Source: Emily Hill, PA, AAPM Coding Consultant
Date: June 6, 2018
CDI (Clinical Documentation Improvement) has been described as the process of improving healthcare records to ensure improved patient outcomes, data quality, and accurate reimbursement. Hospitals began CDI programs as a response to the advent of DRGs (Diagnosis Related Groups) as a form of reimbursement. Most physicians have experienced the request for supplementary documentation to support additional or more specific ICD codes to enhance hospital reimbursement and data collection.
The ability to collect and track data has resulted in more robust and expanded CDI programs. Although CDI historically has been a hospital-based program, it is moving to physician practices as its importance is recognized. The impact of CDI today may be described as the completeness, consistency, organization and accuracy of the medical record, reflecting the physician’s clinical judgment and medical decision making. The overall goal of a CDI program is to improve clinical documentation, coding, and reimbursement.
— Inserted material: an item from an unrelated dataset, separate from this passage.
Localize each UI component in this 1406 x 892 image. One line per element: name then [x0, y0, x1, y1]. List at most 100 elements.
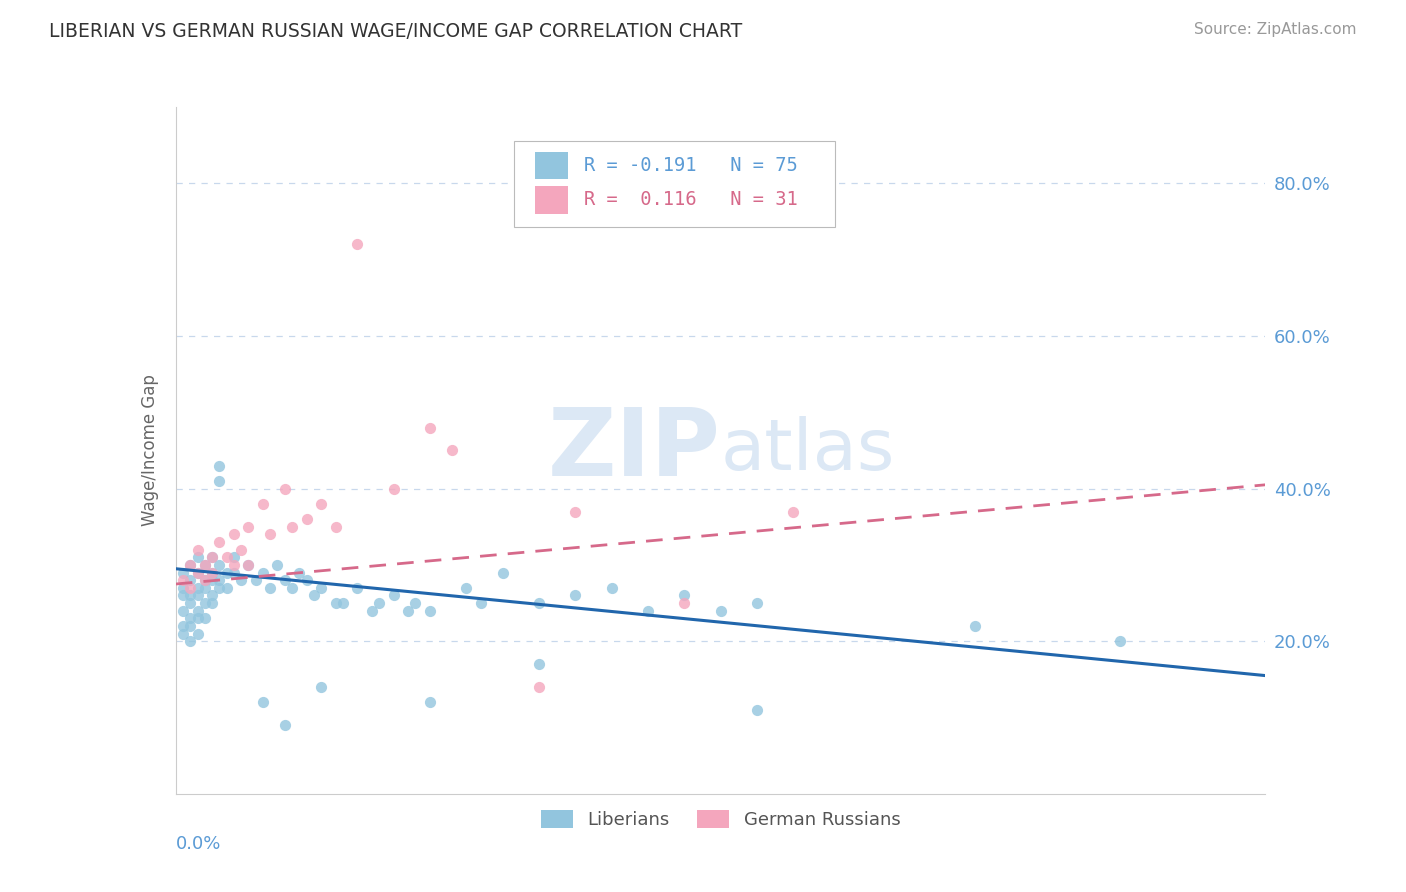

From a reimbursement perspective, an effective CDI program can reduce denials and improve the appeals process using improved clinical documentation. Clinically, it results in a more useful medical record and more meaningful patient information and data.
Initiating a program in your practice requires thought and planning but it doesn’t have to be overwhelming. Over the next several months, we’ll focus on the steps of assessment, implementation and maintenance of an office-based CDI program. Improving documentation is inherently a good goal with down-stream benefits of improved reimbursement and an effective clinical record.